Sebenarnya, Nafi hanya berbasa-basi. Perempuan itu tidak suka dengan suasana hening seperti sekarang.

"Iya," jawab Aryan. "Lo mau apa? Tumben gak bawa mobil, biasanya, kan, bawa mobil. Mana gak bawa duit tapi sok-sokan beli rujak lagi." Lanjutnya berucap pedas.

Nafi berdecak. "Mulutnya Bang Aryan tuh kek cabe, ya," ucapnya, "namanya juga lupa, kalau tau Nafi gak bawa dompet, mana mau Nafi beli rujak, yeuu!"

"Iya-iya." Aryan mengalah, lalu suasana hening kembali.

Nafi menghela napas. "Tumben lo diem mulu, Bang? Biasanya juga banyak ngomong." Perempuan itu kembali menciptakan pembicaraan. Nafi tahu, Aryan adalah tipe laki-laki yang banyak bicara tetapi tegas. Karena ia pernah sekali melihat Aryan memarahi sahabatnya, siapa lagi jika bukan Abian.

Namun, Aryan dan Abian juga sering beradu ucap di depannya.

"Lo yang banyak ngomong, udah nyampe ... turun!"

Mendengar balasan Aryan, Nafi langsung menatap sekitar. Mereka sudah sampai di depan pekarangan rumah, kenapa Nafi tidak menyadarinya? Entahlah. Perempuan itu akhirnya turun, melihat sepupunya--Abian yang sudah berada di depan rumah dengan kening yang di kerutkan.

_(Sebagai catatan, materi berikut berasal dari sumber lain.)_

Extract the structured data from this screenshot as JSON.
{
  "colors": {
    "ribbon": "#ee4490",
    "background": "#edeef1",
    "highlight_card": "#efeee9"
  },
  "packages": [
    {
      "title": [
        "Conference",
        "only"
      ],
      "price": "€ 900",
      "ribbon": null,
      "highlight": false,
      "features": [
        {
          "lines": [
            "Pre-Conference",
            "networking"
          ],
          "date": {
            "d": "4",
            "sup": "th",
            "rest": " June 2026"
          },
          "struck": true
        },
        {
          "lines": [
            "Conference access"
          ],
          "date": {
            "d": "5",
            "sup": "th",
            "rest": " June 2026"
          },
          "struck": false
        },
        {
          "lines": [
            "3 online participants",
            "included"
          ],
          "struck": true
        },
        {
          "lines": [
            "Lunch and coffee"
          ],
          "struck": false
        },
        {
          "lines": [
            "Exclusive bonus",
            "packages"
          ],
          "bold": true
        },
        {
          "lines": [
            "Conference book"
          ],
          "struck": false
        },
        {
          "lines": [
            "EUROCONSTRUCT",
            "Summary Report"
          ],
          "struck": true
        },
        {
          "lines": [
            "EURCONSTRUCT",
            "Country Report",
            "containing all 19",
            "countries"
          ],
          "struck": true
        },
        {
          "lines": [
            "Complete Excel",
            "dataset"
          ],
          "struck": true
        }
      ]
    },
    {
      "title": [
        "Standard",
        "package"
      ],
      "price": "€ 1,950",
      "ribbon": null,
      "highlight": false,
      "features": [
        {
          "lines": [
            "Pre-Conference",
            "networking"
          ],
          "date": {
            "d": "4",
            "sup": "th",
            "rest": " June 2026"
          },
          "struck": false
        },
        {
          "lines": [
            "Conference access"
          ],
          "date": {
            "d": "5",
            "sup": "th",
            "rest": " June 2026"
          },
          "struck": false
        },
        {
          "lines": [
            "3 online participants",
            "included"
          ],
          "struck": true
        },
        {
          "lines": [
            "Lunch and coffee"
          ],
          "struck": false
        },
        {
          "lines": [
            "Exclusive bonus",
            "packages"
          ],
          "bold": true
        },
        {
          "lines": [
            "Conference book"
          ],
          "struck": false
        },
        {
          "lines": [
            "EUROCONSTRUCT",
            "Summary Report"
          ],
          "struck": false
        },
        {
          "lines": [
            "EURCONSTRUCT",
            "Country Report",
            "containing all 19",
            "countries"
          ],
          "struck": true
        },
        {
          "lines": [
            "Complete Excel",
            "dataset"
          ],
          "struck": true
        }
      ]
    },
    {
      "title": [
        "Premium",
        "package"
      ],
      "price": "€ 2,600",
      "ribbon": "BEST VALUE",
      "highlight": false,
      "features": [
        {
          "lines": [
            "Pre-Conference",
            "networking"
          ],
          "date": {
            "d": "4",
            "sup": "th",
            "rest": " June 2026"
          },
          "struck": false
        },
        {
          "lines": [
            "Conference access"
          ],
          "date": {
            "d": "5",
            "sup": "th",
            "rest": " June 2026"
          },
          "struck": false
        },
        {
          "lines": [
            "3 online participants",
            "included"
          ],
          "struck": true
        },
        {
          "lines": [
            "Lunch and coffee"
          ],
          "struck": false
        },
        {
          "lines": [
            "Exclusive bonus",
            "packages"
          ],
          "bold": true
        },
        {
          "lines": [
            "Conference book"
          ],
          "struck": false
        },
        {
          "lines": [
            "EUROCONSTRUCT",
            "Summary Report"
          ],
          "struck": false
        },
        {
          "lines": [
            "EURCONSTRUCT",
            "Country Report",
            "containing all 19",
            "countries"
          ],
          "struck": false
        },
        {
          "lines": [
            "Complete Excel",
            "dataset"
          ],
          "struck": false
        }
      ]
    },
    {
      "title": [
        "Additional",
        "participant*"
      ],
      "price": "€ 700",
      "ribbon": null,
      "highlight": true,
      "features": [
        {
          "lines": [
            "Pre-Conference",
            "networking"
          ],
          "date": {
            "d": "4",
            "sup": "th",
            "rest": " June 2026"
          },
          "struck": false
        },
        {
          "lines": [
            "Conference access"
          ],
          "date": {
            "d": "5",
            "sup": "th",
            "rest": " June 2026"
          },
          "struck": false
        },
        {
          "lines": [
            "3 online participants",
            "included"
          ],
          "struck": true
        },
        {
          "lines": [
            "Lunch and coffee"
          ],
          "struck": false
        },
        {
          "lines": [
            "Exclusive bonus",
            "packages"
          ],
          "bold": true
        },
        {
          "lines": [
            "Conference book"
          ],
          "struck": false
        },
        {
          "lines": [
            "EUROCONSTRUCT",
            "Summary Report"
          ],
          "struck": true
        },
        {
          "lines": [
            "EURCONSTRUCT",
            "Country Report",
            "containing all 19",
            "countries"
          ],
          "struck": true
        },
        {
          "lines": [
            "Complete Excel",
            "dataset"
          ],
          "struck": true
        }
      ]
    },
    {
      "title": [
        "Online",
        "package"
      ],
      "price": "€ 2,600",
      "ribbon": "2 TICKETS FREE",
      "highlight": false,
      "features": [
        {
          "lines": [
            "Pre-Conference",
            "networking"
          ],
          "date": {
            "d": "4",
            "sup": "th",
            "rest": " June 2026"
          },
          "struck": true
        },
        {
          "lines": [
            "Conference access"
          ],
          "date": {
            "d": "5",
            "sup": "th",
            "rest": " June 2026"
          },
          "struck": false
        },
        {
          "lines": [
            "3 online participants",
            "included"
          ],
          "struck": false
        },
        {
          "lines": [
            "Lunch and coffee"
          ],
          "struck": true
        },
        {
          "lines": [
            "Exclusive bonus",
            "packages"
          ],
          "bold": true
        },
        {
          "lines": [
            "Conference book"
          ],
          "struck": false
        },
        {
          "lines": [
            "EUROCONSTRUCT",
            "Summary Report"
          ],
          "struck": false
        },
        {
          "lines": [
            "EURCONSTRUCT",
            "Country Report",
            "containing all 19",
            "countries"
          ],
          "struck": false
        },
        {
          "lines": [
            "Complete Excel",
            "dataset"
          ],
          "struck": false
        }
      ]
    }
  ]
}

Nafi lihat Aryan masuk setelah berbicara sesuatu dengan Abian. Lalu, ia ikut melangkah menuju pintu dan tersenyum. "Assalamualaikum Bang Bian," sapanya lalu mengambil langkah untuk masuk ke dalam rumah.

"Waalaikumsalam. Jangan masuk dulu, lo!" Langkah Nafi langsung terhenti saat Abian mencegahnya masuk. "Kenapa bisa lo sama Aryan? Ngapain kalian sampe bisa bareng, ha?" tanya laki-laki itu terdengar sewot.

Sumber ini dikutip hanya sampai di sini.